Relativamente al dialogo con le istituzioni, si riscontra sia disponibilità che volontà, «ma i servizi pubblici non riescono a seguire tutti i cittadini al meglio. Mancano le risorse umane per farlo. Ad esempio, la legge prevede un assistente sociale ogni 5mila abitanti… e mancano risorse economiche per il welfare».
Se avere un ponte con il mondo aziendale sarebbe la soluzione migliore per sostenere chi è in difficoltà, il vicedirettore riscontra che «il contatto con aziende e gli imprenditori è difficile, perché noi non possiamo fare da meri intermediari, il rischio di mettere le persone nel circuito dello sfruttamento è grosso.
Ci sono però esempi virtuosi di collaborazione come nella città di Ruvo di Puglia dove siamo riusciti a fare due inserimenti lavorativi per ex detenuti. Diciamo che c’è un lavoro da fare caso per caso, ma occorrerebbe una regia pubblica per mettere insieme offerta e domanda».

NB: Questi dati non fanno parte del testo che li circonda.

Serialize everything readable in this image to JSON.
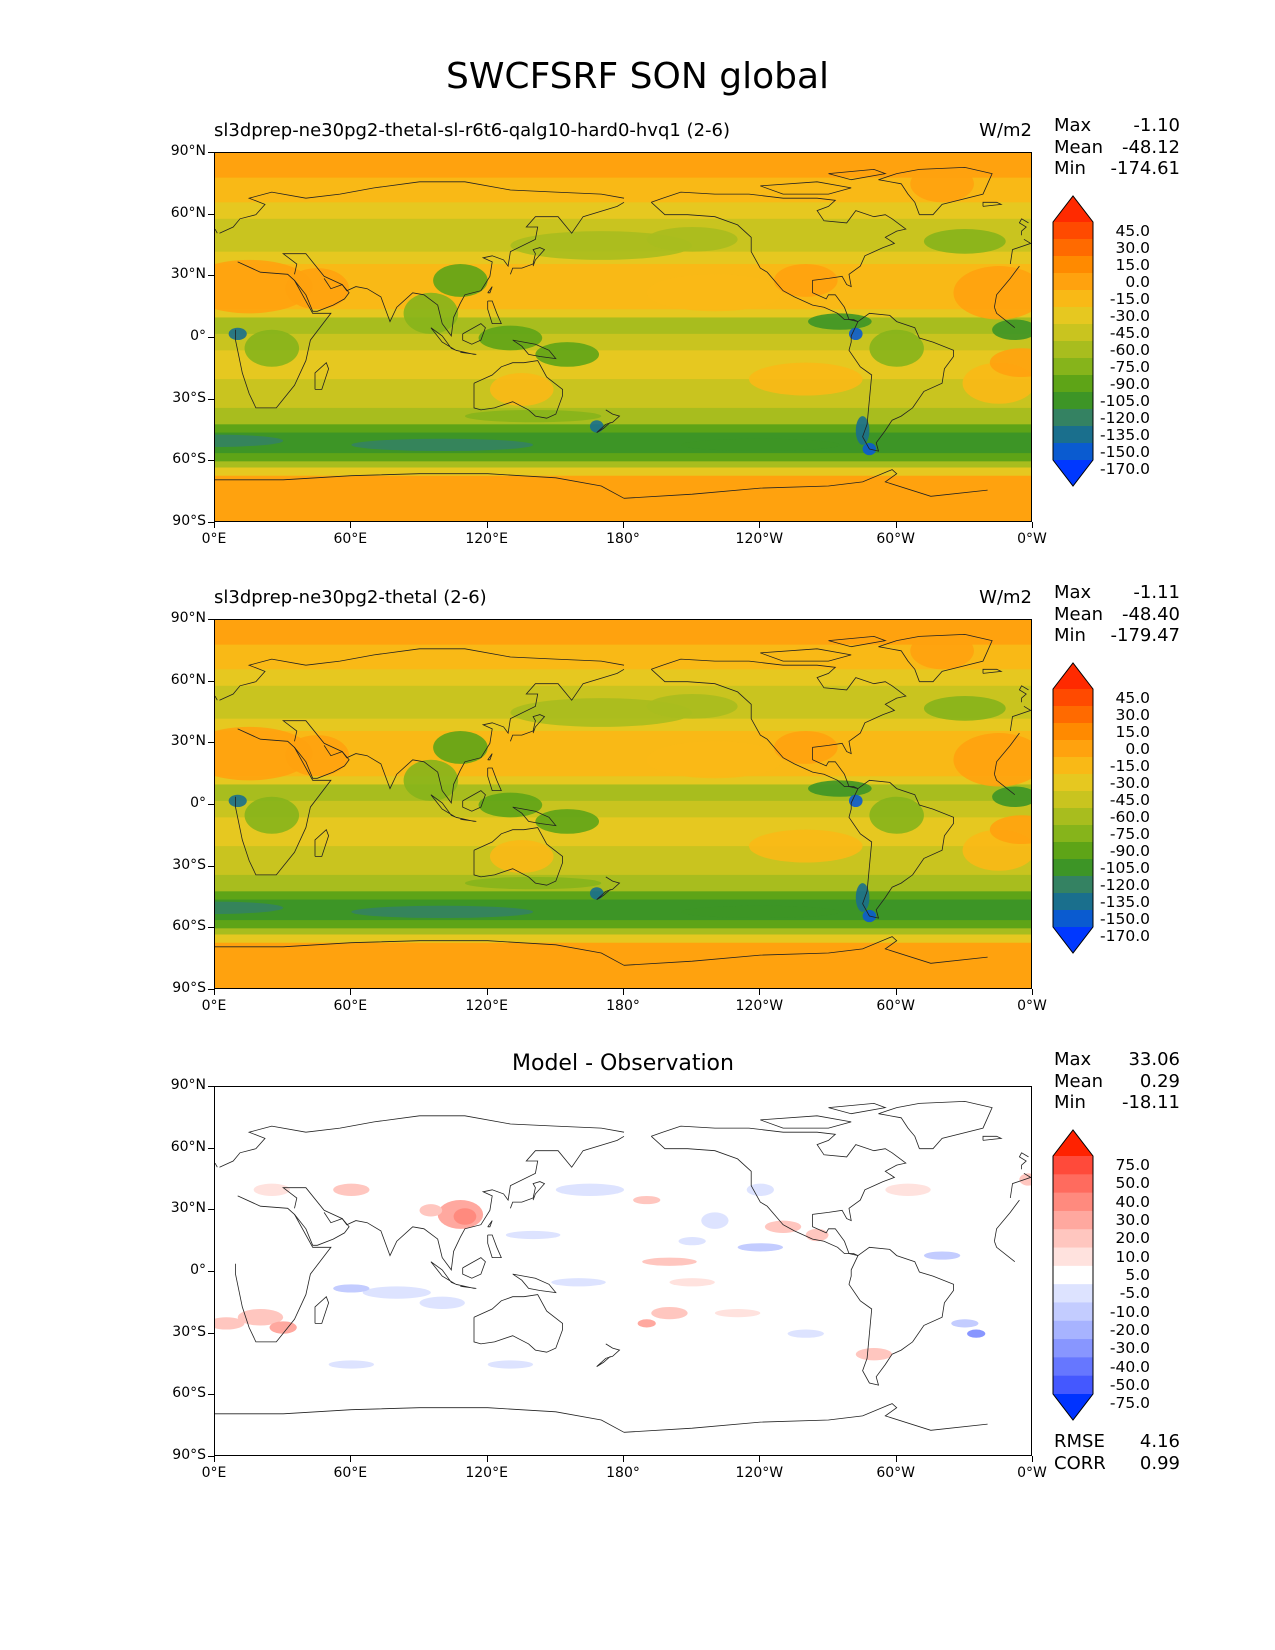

Un’ultima – triste – rilevazione è che «le comunità (cittadine, ndr) non stanno attraversando un periodo storico fatto di solidarietà e senso del bene comune. Questo si riverbera su vari aspetti della vita quotidiana. Parrocchie, confraternite, etc potrebbero fare molto di più. La solidarietà sta diventando sempre meno un valore in cui credere. La gente è immersa in dinamiche e narrazioni violente, populiste, in cui l’altro diventa il nemico per il mio benessere. L’altro è una minaccia alla mia condizione. Questo inevitabilmente corrode processi solidaristici. Le persone senza nemmeno accorgersene sono portare a chiudersi in sé stesse, a volere che le sorti dei più siano decise dalle istituzioni, che così però si svuotano di partecipazione e diventano sempre più autoreferenziali».
Come reagire allora? Per l’avv. Bisceglia occorre insistere su interventi educativi, promuovere la dimensione culturale di una comunità che deve riscoprire l’importanza dei fattori di coesione sociale e solidarietà.
Firmare per l’8xmille lo permetterebbe.